To encourage hospitals to sign up for the FIRST trial, a presentation prepared by Karl Bilimoria, MD—who would be the principal investigator—assured them that there would be no difference in outcomes. Besides, the residents would be forced to take on more hours. And here you thought that ethical research required voluntary informed consent; or that the highly touted institutional review boards actually mattered.

In theory, IRBs must ensure that risks to subjects will be minimized and would be justified, given the supposed benefits of the work. Except in so-called “low-risk” cases, researchers must obtain and document the voluntary informed consent of all subjects.

However, as pointed out by Public Citizen, the American Medical Student Association, and the Committee of Interns and Residents, informed consent was not obtained. More than that, any IRB finding of low risk is ludicrous in that the 2011 duty hour standards were adopted because risk to patients and physicians had been observed in extended hour situations. Incredibly, Northwestern University, home of dear Dr. Bilimoria, determined that its trial did not constitute research on human subjects. Yes, such mendacious ghouls really are in charge of academic medicine.
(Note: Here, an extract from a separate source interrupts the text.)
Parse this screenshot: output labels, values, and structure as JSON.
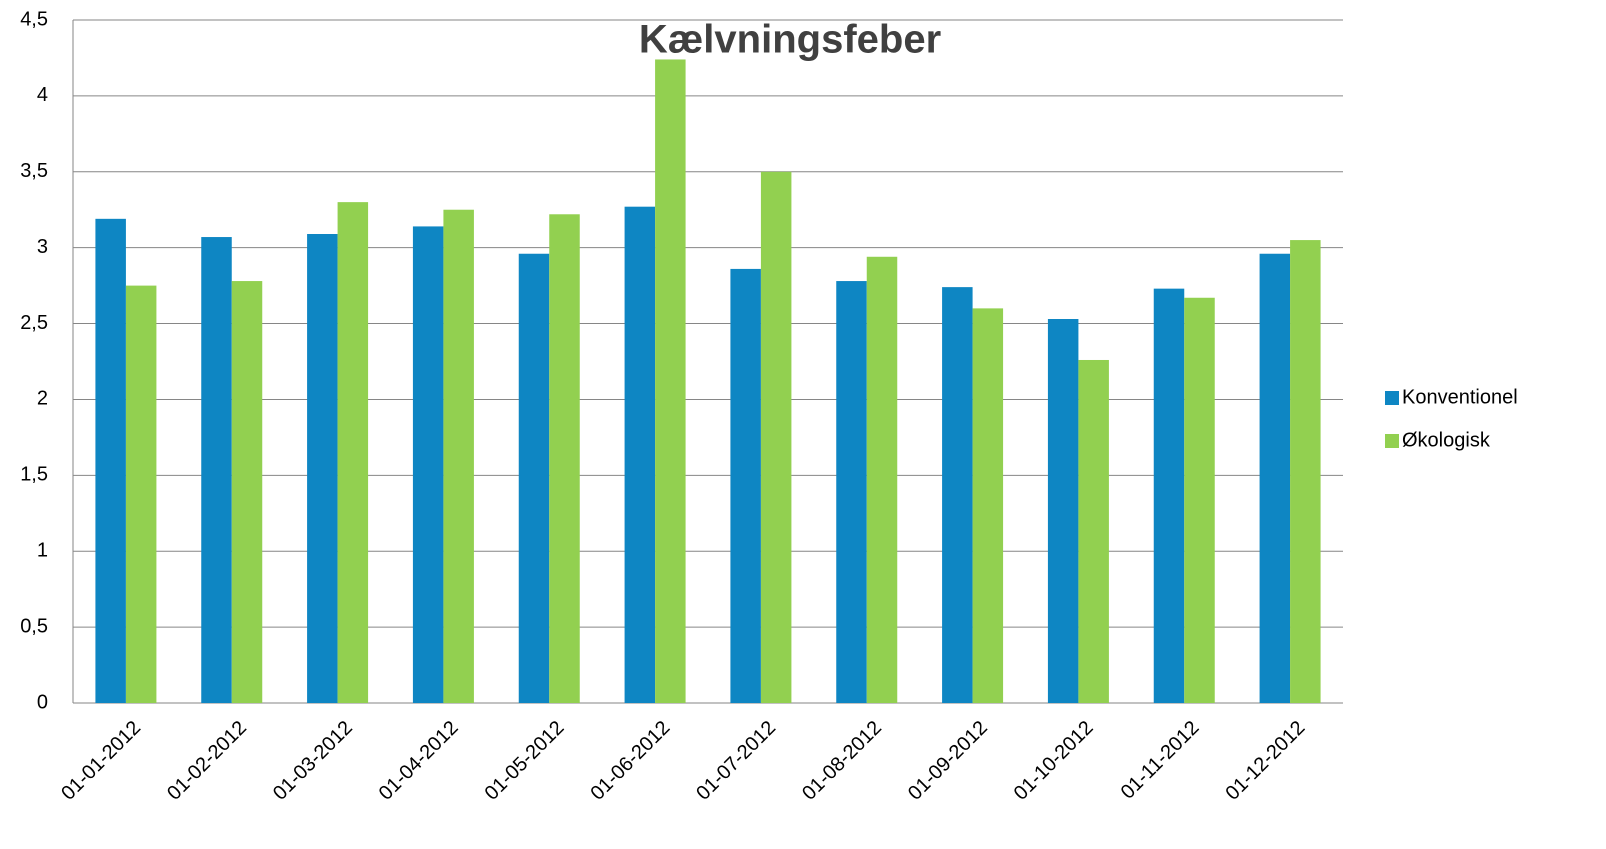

Bilimoria and his co-conspirators invoke the specious argument that it might be more risky for doctors to keep “handing-off” patients by virtue of shorter hours, thus destroying continuity of care. This is nonsense, made even more disingenuous when uttered by academic docs and healthcare bureaucrats—the ultimate fanboys of electronic health records. Pray tell, what esoteric patient information could not be documented and handed off to the next doctor?

Michael Carome, MD, Director of Public Citizen’s Health Research Group, has been spearheading efforts to get the federal Office for Human Research Protections (OHRP) to investigate both trials. Carome is asking for sanctions, but OHRP’s record in doing the right thing is far from exemplary.
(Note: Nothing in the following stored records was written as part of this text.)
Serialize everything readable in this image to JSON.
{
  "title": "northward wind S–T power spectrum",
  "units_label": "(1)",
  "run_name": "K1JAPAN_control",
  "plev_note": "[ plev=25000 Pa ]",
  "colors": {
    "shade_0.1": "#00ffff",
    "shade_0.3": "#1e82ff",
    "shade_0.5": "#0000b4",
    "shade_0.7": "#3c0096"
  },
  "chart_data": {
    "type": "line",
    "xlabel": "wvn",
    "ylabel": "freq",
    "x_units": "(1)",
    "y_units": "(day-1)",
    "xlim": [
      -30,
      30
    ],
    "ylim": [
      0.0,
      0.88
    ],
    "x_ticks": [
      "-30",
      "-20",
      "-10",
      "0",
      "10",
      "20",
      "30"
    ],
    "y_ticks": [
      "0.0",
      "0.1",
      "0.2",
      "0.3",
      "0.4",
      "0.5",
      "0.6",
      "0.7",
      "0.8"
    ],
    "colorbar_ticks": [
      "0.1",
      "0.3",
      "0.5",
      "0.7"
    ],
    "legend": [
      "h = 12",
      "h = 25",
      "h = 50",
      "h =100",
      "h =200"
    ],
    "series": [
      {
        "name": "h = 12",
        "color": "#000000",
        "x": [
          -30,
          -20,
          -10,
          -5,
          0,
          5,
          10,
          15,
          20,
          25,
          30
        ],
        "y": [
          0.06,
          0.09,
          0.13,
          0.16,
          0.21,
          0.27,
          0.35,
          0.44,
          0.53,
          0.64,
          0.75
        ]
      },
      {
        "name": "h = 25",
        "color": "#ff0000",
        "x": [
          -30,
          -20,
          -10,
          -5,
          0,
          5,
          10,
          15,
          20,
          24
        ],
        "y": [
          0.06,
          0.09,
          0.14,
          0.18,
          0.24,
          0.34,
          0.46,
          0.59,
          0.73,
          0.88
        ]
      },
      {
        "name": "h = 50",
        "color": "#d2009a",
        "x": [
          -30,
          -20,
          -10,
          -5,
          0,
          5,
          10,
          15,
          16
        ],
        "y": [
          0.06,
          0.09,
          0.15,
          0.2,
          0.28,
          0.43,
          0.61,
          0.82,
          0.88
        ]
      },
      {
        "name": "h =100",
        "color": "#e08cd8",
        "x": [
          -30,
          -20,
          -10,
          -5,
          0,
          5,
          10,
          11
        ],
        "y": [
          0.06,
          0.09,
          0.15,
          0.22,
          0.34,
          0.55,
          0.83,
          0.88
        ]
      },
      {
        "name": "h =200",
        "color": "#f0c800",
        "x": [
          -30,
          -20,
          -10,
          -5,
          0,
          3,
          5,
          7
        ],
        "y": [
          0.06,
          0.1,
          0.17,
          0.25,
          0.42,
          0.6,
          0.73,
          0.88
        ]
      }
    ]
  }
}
Carome believes that it is “…highly unlikely that a trial that involves randomizing medical residents to a duty-hour schedule with longer shifts and less time off between shifts could ever be designed and conducted in a manner that would satisfy basic ethical principles or the federal human subjects protection regulations.” He laments that the system has broken down to such an extent that this research would be allowed in the first place.

I would expand his comments: The system has also broken down to the point that the crying need to expand residency programs has been eclipsed by our bloated and vastly corrupt federally-funded academic medical research industry.